I flicked through a few more pages. I’m not sure I particularly cared who had killed Sir Magnus Pye, not at that moment anyway. But I knew what I was looking for and, sure enough, there it was, in part two of the final chapter.
It took him a short time to write the letter.
Dear James,
By the time that you read this, it will all be finished. You will forgive me for not having spoken to you earlier, for not taking you into my confidence but I am sure that in time you will understand.
There are some notes which I have written and which you will find in my desk. They relate to my condition and to the decision that I have made. I want it to be understood that the doctor’s diagnosis is clear and, for me, there can be no possibility of reprieve. I have no fear of death. I would like to think that my name will be remembered.
‘What are you doing, Susan?
That was as far as I’d got when I heard the voice, coming from the door, and looked up to see Charles Clover standing there. So there had been someone on the stairs. He was wearing corduroy trousers and a baggy jersey with a coat hanging loosely open. He looked tired.
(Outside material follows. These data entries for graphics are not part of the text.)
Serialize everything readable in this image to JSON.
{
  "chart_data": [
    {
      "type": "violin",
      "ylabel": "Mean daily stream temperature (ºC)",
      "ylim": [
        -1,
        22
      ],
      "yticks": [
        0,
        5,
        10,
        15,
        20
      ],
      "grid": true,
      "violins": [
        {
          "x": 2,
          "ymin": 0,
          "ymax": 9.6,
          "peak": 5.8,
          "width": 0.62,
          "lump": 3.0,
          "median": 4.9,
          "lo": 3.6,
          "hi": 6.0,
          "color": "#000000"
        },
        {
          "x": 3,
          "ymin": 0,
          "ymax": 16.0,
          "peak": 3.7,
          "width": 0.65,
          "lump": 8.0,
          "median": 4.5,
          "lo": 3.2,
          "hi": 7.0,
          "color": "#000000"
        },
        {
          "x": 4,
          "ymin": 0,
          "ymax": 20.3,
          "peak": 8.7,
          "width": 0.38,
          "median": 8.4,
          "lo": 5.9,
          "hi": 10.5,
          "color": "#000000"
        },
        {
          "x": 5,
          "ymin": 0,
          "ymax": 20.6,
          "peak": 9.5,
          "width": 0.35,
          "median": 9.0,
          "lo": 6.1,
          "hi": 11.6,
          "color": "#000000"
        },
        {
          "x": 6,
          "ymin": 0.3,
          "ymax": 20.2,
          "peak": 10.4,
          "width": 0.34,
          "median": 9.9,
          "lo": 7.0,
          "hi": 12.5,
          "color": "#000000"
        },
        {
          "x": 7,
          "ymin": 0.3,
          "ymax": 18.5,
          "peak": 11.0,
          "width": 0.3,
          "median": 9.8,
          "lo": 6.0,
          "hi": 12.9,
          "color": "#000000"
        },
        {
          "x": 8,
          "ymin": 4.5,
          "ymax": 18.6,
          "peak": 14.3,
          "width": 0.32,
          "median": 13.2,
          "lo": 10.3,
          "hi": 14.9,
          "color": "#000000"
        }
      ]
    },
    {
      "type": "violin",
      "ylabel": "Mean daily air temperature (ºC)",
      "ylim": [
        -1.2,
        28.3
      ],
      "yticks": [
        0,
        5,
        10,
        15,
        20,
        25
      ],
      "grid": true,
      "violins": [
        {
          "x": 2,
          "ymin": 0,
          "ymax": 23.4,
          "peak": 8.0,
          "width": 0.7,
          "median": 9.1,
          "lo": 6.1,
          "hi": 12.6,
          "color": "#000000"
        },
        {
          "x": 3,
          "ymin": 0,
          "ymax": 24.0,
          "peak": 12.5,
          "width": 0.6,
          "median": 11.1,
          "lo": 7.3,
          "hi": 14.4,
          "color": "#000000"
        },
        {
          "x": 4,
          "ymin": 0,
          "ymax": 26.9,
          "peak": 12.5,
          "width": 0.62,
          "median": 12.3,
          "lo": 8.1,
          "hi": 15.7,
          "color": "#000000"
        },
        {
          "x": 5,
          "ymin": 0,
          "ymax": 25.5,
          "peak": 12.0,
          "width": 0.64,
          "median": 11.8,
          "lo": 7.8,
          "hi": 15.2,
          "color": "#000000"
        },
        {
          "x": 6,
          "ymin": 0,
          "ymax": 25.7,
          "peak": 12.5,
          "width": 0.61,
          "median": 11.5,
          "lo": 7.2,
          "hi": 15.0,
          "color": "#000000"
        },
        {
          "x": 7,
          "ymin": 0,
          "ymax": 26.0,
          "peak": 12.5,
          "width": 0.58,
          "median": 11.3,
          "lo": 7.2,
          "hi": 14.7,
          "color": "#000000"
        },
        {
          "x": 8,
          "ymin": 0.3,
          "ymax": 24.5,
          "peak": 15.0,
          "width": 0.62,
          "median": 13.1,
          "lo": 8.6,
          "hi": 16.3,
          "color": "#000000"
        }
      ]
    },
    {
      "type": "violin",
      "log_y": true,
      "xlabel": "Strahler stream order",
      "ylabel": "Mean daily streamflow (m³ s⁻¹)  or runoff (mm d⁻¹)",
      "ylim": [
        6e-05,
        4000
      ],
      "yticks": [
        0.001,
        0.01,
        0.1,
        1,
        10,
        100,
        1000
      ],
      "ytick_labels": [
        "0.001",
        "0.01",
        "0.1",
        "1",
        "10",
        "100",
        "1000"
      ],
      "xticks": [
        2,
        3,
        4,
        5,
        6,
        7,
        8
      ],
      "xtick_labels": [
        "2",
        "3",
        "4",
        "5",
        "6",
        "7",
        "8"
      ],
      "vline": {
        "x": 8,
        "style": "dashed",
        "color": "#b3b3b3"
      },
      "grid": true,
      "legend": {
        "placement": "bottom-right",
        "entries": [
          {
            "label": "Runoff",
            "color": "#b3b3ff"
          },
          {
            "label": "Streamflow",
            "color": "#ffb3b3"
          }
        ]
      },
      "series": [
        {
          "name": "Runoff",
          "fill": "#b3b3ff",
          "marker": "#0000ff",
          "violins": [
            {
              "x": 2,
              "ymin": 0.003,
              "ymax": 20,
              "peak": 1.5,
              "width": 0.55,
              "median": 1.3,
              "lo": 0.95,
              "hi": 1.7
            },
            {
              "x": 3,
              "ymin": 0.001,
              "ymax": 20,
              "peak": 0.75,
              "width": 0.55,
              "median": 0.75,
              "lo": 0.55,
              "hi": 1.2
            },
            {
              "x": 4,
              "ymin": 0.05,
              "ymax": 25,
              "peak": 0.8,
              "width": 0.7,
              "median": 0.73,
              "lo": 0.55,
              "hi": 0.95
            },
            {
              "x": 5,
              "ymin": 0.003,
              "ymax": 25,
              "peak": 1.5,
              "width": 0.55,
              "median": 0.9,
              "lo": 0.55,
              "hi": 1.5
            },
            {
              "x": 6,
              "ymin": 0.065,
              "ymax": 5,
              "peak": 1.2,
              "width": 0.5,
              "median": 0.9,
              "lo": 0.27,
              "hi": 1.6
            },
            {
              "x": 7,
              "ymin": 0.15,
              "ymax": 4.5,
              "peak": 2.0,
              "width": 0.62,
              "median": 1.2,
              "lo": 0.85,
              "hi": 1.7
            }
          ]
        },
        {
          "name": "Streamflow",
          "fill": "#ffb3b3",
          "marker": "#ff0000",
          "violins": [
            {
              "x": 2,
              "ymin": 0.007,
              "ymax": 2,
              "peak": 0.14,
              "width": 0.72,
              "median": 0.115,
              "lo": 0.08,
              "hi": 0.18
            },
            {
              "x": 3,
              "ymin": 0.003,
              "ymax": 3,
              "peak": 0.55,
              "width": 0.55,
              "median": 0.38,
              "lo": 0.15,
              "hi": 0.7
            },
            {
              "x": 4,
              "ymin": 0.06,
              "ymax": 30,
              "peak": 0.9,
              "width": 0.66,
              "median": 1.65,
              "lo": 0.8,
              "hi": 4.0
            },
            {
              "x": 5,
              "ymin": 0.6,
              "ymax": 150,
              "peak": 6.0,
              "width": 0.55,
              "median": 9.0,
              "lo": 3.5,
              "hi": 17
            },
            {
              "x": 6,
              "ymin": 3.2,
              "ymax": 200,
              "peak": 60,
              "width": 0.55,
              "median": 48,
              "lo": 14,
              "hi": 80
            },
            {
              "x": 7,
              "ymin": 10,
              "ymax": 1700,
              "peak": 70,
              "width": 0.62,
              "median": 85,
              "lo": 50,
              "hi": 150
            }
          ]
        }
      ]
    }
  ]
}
‘I’ve found the missing chapters,’ I said.
‘Yes. I can see that.’
There was a long silence. It was only half past six but it felt later. There was no sound of any traffic outside.
‘Why are you here?’ I asked.
‘I’m taking a few days off. I came to get some things.’
‘How’s Laura?’
‘She had a little boy. They’re going to call him George.’
‘That’s a nice name.’
‘I thought so.’ He moved into the room and sat down in one of the armchairs. I was standing behind his desk so it was as if our positions had been reversed. ‘I can explain to you why I hid the pages,’ Charles said. I knew that he had already started thinking up an explanation and that, whatever he said, it wouldn’t be true.
‘There’s no need to,’ I said. ‘I already know everything.’
‘Really?’
‘I know you killed Alan Conway. And I know why.’
‘Why don’t you sit down?’ He waved a hand towards the cabinet where he kept his drinks. ‘Would you like a glass of something?’